I picked up a copy of this at Barnes and Noble when the cover and title caught my attention this past December. When I read the description, I knew I had to buy it. I have yet to bring myself to actually read it as I'm not sure I'm in a place where I can read about infertility, which is why I have yet to complete any of these books. This one, I feel, may have a harder time reading because she wrote a book after having an essay published online. It's another thing that is parallel to my own life - writing about my infertility online, and a desire to eventually write a book about it.

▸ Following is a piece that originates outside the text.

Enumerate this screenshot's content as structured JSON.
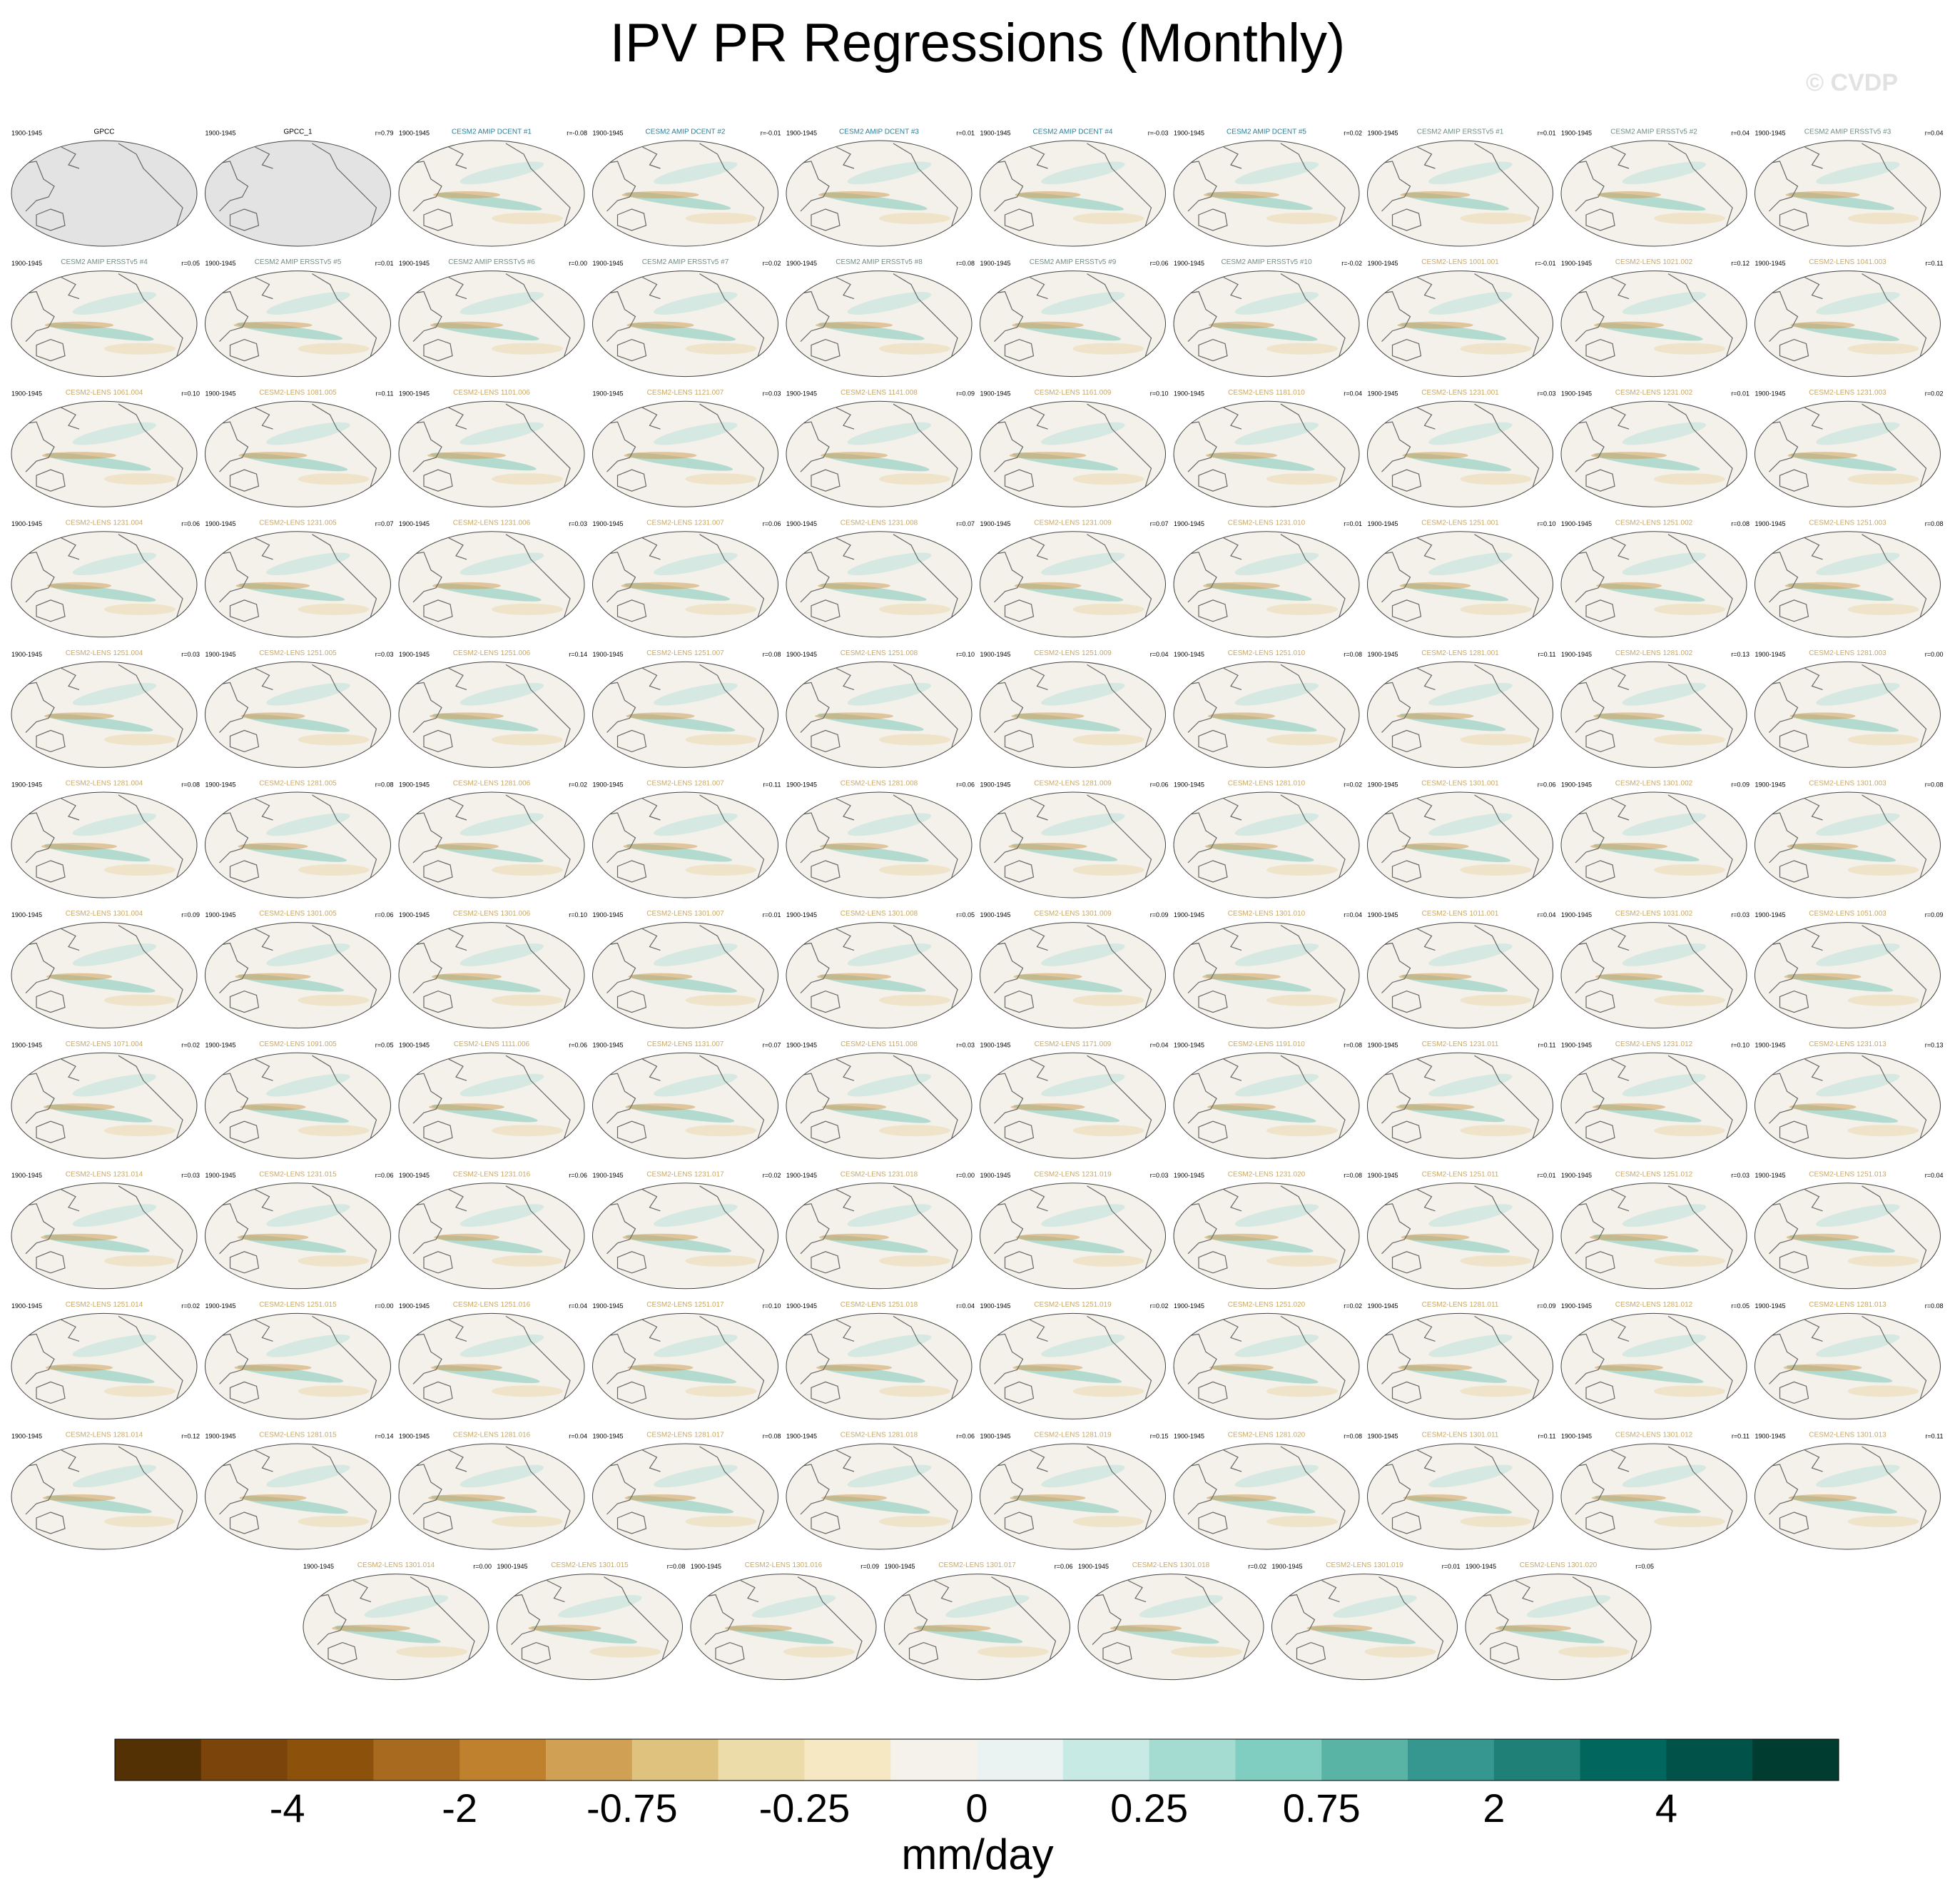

The Goodreads description continues: ""In that heartbreaking essay, Boggs eloquently recounts her realization that she might never be able to conceive. She searches the apparently fertile world around her--the emergence of thirteen-year cicadas, the birth of eaglets near her rural home, and an unusual gorilla pregnancy at a local zoo--for signs that she is not alone. Boggs also explores other aspects of fertility and infertility: the way longing for a child plays out in the classic Coen brothers film Raising Arizona; the depiction of childlessness in literature, from Macbeth to Who's Afraid of Virginia Woolf?; the financial and legal complications that accompany alternative means of family making; the private and public expressions of iconic writers grappling with motherhood and fertility. She reports, with great empathy, complex stories of couples who adopted domestically and from overseas, LGBT couples considering assisted reproduction and surrogacy, and women and men reflecting on childless or child-free lives. In The Art of Waiting, Boggs deftly distills her time of waiting into an expansive contemplation of fertility, choice, and the many possible roads to making a life and making a family."

This book is sitting on the table next to me calling my name, along with Rokitansky and Elizabeth Just 16. I just might read some of each this weekend. Be on the lookout for full reviews in the near future.